Op dit punt denk ik dat wij het beste kunnen constateren dat deze bepaling zorg en aandacht verdient in de evaluatie van de toepassing van de wet. Zodra blijkt dat er zich op dit punt problemen voordoen die de rechtspraak niet op een verantwoorde manier kan oplossen, moet wellicht tot reparatie worden overgegaan.

De heer Wagemakers (CDA):

(…)

Is het denkbaar dat het wordt meegenomen met een nog in procedure zijnde veegwet?

(…)

Minister Hirsch Ballin:

(…)

Het lijkt mij een goede gedachte om te kijken of wij dit een plaats kunnen geven in een veegwet.

(…)

Gelet op de geschiedenis van dit amendement lijkt het mij verstandig om het probleem eerst te bespreken in een overleg dat zich daartoe leent. Ik heb net al gezegd dat ik niet denk dat het heel frequent zal voorkomen.
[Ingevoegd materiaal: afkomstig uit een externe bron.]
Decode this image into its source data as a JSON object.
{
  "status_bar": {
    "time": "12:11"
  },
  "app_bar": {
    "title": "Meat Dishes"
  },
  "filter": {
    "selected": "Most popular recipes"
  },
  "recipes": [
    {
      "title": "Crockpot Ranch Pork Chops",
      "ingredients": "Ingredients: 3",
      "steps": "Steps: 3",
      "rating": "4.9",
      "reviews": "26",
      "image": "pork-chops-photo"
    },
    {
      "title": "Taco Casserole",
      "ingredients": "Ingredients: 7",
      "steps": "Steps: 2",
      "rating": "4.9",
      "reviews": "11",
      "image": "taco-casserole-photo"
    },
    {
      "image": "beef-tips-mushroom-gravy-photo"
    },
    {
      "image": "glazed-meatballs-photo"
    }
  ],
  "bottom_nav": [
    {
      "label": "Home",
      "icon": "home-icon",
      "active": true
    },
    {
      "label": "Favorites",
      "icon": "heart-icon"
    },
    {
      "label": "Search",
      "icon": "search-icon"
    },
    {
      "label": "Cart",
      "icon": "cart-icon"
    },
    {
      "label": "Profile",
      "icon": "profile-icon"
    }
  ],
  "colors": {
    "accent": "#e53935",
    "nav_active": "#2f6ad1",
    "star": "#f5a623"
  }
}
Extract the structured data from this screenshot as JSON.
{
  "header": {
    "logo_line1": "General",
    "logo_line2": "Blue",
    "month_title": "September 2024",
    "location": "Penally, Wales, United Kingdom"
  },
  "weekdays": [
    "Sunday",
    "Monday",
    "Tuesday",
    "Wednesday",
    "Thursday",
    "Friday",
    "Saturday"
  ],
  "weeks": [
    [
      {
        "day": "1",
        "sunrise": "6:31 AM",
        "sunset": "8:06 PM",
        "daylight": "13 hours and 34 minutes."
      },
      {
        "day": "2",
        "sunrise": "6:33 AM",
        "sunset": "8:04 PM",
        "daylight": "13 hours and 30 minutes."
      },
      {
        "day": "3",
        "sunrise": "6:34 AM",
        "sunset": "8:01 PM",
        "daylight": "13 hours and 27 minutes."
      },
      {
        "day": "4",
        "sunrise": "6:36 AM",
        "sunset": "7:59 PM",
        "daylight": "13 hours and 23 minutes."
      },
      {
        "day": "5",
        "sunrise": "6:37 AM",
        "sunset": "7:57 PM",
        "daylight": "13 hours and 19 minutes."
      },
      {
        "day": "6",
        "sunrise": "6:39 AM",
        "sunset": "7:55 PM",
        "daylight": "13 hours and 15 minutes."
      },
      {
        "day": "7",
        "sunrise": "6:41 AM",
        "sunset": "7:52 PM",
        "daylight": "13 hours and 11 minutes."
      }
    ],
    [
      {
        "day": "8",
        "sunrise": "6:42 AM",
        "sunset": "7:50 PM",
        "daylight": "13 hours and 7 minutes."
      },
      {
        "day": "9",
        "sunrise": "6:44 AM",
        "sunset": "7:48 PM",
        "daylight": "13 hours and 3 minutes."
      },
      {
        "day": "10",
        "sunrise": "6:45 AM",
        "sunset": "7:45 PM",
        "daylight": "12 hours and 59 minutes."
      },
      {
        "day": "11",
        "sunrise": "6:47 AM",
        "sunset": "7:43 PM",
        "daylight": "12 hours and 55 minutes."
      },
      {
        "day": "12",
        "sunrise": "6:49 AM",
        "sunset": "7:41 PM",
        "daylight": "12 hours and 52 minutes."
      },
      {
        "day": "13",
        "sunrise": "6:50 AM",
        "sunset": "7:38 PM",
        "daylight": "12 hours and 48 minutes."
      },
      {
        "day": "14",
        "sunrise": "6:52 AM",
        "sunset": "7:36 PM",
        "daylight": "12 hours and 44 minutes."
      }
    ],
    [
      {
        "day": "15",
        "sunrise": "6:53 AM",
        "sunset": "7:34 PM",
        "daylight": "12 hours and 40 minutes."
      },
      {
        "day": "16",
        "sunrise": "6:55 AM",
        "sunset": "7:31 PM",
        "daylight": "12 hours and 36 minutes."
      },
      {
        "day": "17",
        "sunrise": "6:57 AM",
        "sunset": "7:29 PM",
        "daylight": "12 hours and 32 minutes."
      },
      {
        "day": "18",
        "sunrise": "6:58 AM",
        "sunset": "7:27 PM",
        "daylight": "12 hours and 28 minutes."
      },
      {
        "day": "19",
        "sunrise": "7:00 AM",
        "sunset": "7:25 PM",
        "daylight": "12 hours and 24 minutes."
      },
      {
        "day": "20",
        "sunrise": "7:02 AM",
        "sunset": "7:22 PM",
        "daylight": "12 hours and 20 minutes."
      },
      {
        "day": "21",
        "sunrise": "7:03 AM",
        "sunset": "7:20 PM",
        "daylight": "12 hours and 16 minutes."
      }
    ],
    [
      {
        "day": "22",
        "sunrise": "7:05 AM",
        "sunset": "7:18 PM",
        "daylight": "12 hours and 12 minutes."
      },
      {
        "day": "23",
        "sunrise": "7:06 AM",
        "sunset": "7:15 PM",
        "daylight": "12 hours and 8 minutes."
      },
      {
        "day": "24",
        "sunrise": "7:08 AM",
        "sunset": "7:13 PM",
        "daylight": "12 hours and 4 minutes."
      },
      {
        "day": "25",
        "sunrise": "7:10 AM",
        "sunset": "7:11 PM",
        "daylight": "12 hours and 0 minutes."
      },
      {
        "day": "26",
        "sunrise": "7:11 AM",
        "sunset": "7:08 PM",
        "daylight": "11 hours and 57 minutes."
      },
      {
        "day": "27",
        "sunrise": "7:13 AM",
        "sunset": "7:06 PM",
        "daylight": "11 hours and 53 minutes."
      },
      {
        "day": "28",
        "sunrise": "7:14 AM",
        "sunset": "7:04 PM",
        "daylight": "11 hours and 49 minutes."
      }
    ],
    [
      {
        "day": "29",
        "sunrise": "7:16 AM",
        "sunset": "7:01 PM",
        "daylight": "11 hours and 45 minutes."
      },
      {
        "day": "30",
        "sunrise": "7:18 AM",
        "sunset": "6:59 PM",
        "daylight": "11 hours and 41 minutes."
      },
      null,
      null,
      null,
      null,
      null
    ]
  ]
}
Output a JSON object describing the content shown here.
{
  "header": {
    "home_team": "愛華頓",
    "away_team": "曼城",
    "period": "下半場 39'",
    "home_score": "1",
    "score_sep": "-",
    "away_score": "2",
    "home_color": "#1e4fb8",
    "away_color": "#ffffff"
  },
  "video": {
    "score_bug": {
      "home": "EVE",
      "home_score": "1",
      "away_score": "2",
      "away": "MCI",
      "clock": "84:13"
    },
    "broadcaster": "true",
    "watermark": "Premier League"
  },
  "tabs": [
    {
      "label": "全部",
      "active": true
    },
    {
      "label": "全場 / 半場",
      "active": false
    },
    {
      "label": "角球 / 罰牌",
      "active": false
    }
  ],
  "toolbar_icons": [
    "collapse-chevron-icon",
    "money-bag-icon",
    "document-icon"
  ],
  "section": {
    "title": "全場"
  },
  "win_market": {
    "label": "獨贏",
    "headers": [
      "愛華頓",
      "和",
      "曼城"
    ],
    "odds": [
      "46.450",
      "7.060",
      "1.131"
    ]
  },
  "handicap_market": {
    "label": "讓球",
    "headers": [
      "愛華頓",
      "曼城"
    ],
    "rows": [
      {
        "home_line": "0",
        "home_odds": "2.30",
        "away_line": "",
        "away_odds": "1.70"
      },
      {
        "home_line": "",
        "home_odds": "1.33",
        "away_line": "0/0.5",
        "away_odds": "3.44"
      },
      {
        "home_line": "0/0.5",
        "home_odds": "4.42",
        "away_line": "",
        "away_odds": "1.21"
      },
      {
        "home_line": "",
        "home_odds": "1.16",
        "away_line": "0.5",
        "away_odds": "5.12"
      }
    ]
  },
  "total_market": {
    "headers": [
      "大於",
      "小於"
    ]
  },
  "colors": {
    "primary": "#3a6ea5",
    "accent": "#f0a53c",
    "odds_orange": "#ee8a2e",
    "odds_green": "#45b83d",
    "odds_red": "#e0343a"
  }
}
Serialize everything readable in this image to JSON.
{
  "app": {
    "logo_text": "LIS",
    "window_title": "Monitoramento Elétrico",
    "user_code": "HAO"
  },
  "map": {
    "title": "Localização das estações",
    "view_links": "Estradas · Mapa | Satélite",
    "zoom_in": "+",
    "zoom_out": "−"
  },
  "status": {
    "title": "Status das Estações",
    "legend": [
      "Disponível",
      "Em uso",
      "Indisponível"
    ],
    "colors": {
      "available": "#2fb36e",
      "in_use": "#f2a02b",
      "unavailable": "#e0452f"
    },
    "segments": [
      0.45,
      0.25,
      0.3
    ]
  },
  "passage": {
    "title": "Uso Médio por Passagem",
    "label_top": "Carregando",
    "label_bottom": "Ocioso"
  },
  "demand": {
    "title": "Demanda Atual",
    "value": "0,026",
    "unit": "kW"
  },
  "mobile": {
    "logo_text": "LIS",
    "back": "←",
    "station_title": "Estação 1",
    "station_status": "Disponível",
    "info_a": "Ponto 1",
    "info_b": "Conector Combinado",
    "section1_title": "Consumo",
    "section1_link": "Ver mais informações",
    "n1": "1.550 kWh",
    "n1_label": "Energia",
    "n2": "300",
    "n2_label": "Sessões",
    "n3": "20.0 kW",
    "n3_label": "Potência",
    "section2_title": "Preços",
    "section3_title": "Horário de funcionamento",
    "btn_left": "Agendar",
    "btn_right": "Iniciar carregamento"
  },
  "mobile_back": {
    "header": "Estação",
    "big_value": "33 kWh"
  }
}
Ik zou graag op dit punt minstens één in de praktijk gebleken probleem hebben voordat ik tot een definitieve conclusie kom. Aan de andere kant wil ik niet graag dat de praktijk met onopgeloste problemen blijft zitten. Ik zeg graag toe dat ik aan dit punt bij de eerste de beste gelegenheid aandacht zal besteden en nogmaals zal proberen om de Tweede Kamer tot andere gedachten te brengen.